Additionally you could try and see if you could use automl with just the internal cross validation

And also you could turn on deep learning in the code that might give you some more ideas if this method could detect anything new.

If you give it a few hours you might see if something stable could be achieved.

To interpret the results see this entry:

tnad · May 29, 2020, 9:34pm

Thanks @mlauber71. I will try this. I didn’t mention this above, but I’m starting with thousands of features and using correlation / low variance filters, followed by random forests to reduce the variables to about 100 and then choose the top 10 or so. I’m wondering if this autoML workflow can do some variable reduction and if I should test it with a larger number of features.

mlauber71 · May 30, 2020, 5:36am

Yes. vtreat would reduce your number of features. You could give that a try with several settings. The mentioned workflow will store them in a CSV together with the vtreat preparations so you could compare.
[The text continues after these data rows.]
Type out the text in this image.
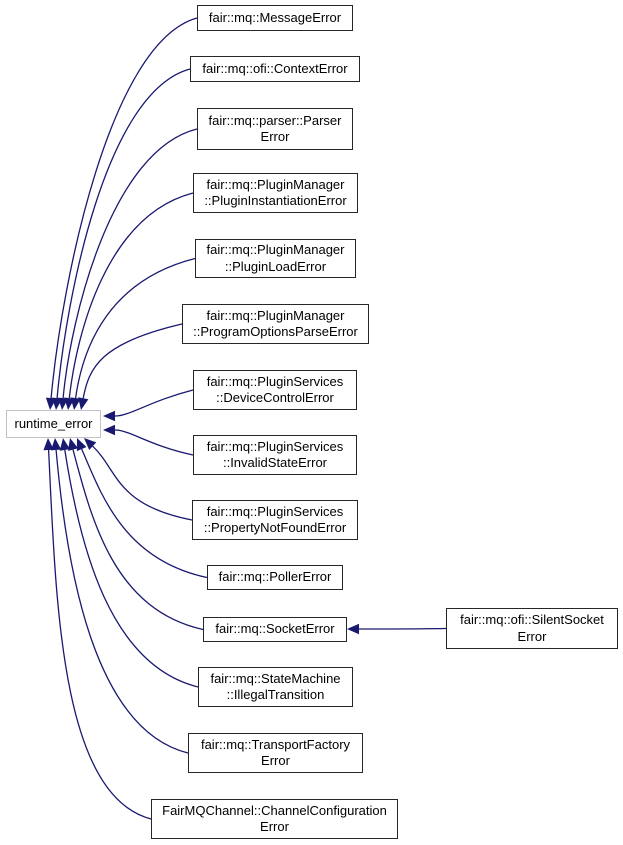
runtime_error
fair::mq::MessageError
fair::mq::ofi::ContextError
fair::mq::parser::Parser
Error
fair::mq::PluginManager
::PluginInstantiationError
fair::mq::PluginManager
::PluginLoadError
fair::mq::PluginManager
::ProgramOptionsParseError
fair::mq::PluginServices
::DeviceControlError
fair::mq::PluginServices
::InvalidStateError
fair::mq::PluginServices
::PropertyNotFoundError
fair::mq::PollerError
fair::mq::SocketError
fair::mq::ofi::SilentSocket
Error
fair::mq::StateMachine
::IllegalTransition
fair::mq::TransportFactory
Error
FairMQChannel::ChannelConfiguration
Error
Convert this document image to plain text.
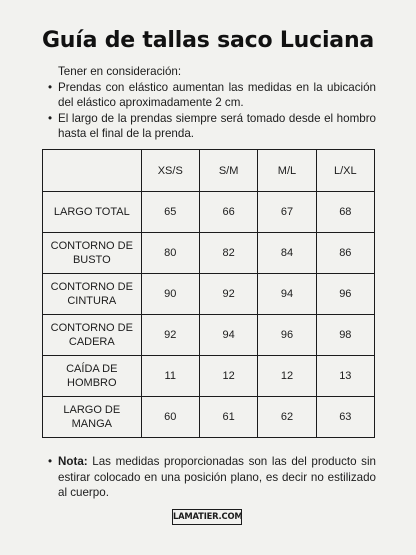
Guía de tallas saco Luciana

Tener en consideración:

• Prendas con elástico aumentan las medidas en la ubicación del elástico aproximadamente 2 cm.
• El largo de la prendas siempre será tomado desde el hombro hasta el final de la prenda.
	XS/S	S/M	M/L	L/XL
LARGO TOTAL	65	66	67	68
CONTORNO DE BUSTO	80	82	84	86
CONTORNO DE CINTURA	90	92	94	96
CONTORNO DE CADERA	92	94	96	98
CAÍDA DE HOMBRO	11	12	12	13
LARGO DE MANGA	60	61	62	63
• Nota: Las medidas proporcionadas son las del producto sin estirar colocado en una posición plano, es decir no estilizado al cuerpo.
LAMATIER.COM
Also the normal H2O automl will give you a list with variable importance - you could use that list to reduce the number of variables you use.

Then: in the code with the automl code you might want to activate DeepLearning and see if you could benefit. And considering your small dataset it might be a challenge to get a stable model. If you can you should test it in reality and get more insights from it.

Also you might want to inspect the graphics produced and get an idea how well the model works besides statistics like RMSE.

https://winvector.github.io/vtreat/articles/vtreatSignificance.html

tnad · June 1, 2020, 10:49pm

Hi @mlauber71. So I’m having trouble with the H2O MOJO reader when I run your workflow. It cannot read the mojo zip file I’m generating, but it can read yours. However, it will successfully read it if I change the line:
mojo_version = 1.40 to mojo_version = 1.30 in model.ini in the zip file. This is the version you have.

Other differences between my model.ini and yours include the h2o version and the number of trees. I attached the mojo zip file I got. I installed the latest h2o version in R. Not sure if this is the problem.

GBM_3_AutoML_20200601_145218.zip (81.1 KB)

mlauber71 · June 2, 2020, 6:23am

Seemingly depending on the KNIME version and the underlying H2O version some mojo files from some methods could not be read. Both KNIME and H2O are changing the supported formats.

You should update to the newest version and try again. Also there is a setting in the KNIME configuration about the version used internally by KNIME.

To read the mojo back into KNIME is very comfortable but not strictly necessary. You could just do a prediction in R with the test set and do the statistics with the results.

The read back is just there to prove the full integration into KNIME.

tnad · June 2, 2020, 4:01pm

Thanks! I got it to work by removing the version from the h2o.ai website (3.30.0.3) and installing the one from rstudio (3.30.0.1).

system · June 17, 2020, 12:29am

This topic was automatically closed 7 days after the last reply. New replies are no longer allowed.